The United States circulated a resolution – drafted with British and French support – to the 15-member council that would designate JeM leader Masood Azhar, subjecting him to an arms embargo, travel ban and asset freeze, diplomats said.
JeM has claimed responsibility for a February 14 attack in Jammu and Kashmir’s Pulwama that killed at least 40 CRPF personnel, making it the deadliest in Kashmir during a 30-year-long insurgency.
The United States, Britain and France initially asked the Security Council’s ISIS and al Qaeda sanctions committee, which operates by consensus, to blacklist Azhar. However, China prevented the move.
Chinese Foreign Ministry spokesman Lu Kang said that China had conducted a “comprehensive and thorough evaluation” but still needed more time to consider the proposal. China had previously prevented the committee from sanctioning Azhar in 2016 and 2017.

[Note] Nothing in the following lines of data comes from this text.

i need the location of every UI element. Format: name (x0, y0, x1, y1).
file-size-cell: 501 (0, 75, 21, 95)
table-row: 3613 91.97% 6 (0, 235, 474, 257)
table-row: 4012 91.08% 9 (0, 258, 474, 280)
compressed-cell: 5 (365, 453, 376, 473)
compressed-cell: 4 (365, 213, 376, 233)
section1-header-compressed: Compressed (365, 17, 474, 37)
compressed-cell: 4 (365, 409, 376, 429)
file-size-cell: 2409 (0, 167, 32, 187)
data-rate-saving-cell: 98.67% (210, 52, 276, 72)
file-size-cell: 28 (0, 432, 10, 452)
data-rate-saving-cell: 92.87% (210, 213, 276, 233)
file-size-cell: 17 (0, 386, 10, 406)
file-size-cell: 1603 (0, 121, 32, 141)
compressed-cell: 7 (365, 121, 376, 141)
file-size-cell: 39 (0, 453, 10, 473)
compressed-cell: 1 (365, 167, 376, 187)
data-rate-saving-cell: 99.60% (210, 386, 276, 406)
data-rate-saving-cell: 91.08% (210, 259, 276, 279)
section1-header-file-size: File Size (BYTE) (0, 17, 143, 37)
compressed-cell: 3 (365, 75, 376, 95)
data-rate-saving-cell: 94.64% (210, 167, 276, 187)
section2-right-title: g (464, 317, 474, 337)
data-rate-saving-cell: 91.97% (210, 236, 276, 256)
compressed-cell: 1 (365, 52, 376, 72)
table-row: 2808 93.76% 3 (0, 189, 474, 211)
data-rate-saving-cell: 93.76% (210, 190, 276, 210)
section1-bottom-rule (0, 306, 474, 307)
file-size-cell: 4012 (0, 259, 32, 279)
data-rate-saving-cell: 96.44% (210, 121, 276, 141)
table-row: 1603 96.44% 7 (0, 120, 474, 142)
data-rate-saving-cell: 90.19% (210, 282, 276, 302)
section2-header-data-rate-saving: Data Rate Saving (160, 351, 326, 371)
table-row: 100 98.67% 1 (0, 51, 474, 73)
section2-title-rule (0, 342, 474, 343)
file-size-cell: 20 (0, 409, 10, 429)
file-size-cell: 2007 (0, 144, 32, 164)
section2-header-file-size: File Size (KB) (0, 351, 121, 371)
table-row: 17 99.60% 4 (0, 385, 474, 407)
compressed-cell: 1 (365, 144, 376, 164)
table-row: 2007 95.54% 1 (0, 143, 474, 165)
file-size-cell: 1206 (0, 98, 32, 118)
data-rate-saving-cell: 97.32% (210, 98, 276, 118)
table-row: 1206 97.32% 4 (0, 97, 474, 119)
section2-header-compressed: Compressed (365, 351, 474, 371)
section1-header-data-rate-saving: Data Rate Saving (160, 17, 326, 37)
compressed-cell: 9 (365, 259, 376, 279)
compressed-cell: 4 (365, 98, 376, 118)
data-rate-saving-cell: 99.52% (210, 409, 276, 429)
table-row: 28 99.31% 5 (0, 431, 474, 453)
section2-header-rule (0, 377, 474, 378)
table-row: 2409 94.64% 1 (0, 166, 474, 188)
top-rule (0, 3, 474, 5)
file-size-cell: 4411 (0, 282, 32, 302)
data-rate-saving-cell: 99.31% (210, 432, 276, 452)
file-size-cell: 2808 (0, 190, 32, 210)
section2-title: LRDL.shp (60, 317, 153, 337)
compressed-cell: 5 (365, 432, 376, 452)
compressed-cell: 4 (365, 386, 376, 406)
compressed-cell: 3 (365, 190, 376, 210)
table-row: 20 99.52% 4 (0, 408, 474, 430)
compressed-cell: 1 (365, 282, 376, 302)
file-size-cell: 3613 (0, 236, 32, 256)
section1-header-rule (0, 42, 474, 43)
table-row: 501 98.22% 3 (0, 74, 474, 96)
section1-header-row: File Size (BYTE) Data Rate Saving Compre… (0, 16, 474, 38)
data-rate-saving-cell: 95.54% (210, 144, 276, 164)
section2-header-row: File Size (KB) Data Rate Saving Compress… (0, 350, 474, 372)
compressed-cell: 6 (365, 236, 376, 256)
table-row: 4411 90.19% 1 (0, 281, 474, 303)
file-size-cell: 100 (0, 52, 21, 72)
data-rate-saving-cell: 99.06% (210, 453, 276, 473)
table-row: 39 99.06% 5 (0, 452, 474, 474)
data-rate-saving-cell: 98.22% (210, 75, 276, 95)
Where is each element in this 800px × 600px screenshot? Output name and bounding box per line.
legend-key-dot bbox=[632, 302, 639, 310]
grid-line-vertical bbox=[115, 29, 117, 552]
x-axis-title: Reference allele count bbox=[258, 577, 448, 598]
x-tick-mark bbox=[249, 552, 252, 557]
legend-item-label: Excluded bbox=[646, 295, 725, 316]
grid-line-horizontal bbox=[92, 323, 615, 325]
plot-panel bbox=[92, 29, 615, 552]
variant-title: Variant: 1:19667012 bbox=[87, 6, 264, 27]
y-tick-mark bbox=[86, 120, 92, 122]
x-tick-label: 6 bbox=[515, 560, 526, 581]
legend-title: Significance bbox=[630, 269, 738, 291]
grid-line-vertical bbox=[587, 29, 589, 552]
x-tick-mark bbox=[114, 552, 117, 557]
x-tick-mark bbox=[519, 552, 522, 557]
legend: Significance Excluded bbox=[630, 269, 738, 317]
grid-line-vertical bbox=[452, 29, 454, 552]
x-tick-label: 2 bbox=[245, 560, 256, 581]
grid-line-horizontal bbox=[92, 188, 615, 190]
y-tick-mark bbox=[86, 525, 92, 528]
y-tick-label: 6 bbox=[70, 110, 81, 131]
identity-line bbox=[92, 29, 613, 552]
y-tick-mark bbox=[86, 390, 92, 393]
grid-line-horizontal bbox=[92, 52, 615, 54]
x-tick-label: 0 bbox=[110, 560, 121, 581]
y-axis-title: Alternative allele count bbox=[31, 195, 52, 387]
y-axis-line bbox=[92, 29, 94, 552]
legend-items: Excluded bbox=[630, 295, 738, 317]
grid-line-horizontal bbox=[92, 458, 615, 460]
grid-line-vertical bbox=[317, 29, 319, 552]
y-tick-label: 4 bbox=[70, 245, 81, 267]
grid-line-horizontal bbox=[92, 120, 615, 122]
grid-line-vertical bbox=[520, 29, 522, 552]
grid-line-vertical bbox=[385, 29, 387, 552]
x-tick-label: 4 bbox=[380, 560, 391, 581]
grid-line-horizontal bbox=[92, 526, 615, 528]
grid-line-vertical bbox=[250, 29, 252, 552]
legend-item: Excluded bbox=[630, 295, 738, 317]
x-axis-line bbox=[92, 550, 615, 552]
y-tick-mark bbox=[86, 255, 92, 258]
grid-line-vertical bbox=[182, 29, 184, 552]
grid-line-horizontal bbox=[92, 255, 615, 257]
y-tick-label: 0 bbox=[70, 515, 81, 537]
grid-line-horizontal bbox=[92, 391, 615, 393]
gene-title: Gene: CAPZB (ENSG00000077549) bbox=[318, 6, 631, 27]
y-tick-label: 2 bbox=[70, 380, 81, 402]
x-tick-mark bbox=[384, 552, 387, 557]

Instead of consensus, a resolution only needs nine votes in favour and no vetoes by China, Russia, the United States, France or Britain to pass. It was not immediately clear when the draft resolution to designate Azhar could be put to a vote.
The Chinese mission to the United Nations did not immediately respond to a request for comment on the draft text.
JeM was blacklisted by the UN Security Council in 2001.